EUR/USD
As we expected in the last review, the euro did not have enough fuse to reach the target level of 1.1324. The price very quickly returned below the internal line of the price channel, which formed, albeit weak, but the divergence of price with the Marlin oscillator on the four-hour chart.
Losses were capped at the Fibonacci level of 100.0% (1.1216) and at the time that the Marlin signal line on the H4 reached the border of the decline zone. Thus, the oscillator received detente and formally growth was able to continue, as the trend in both charts remains increasing, but the decline occurred on large volumes, which indicates the closing of positions before today's meeting of the ECB.
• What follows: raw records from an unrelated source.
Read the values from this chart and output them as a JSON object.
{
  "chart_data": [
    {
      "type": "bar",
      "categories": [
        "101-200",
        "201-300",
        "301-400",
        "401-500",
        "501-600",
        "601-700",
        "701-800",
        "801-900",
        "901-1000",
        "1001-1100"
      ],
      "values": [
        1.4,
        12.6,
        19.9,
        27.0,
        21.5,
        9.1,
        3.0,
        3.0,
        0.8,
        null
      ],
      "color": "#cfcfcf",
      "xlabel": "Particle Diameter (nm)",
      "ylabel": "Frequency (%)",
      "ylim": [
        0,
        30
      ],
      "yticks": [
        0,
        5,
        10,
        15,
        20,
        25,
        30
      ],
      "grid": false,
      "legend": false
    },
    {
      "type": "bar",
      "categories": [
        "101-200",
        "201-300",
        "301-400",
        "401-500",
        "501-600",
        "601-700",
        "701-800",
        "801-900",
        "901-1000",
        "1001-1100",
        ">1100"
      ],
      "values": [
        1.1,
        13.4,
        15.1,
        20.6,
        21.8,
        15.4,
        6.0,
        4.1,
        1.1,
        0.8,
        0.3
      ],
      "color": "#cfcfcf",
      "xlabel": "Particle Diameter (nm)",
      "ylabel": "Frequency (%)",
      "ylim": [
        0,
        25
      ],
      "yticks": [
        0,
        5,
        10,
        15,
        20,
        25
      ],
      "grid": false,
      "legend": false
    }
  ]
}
From today's meeting, investors are waiting for details on the TLTRO program. But this may not be the case, since the program, launched in the fall, will be conducted under the leadership of the new ECB Chairman, who may not like the "details". On the other hand, TLTRO in the current situation (as well as five years ago) is not so much a stimulus for business lending as a veiled program of quantitative easing. Therefore, even if the program's provisions are made public today, they are unlikely to have a noticeable impact on the market, especially in terms of growth. From this point of view, we expect that the divergence on the four-hour chart will be the first sign of a reversal of the trend for a further decrease.
The second sign will be when the price overcomes the MACD support lines on the charts of both scales, this is the range 1.1185-1.1192. The goal of the decline is 1.1155 – the Fibonacci level of 110.0%. Next at 1.1075.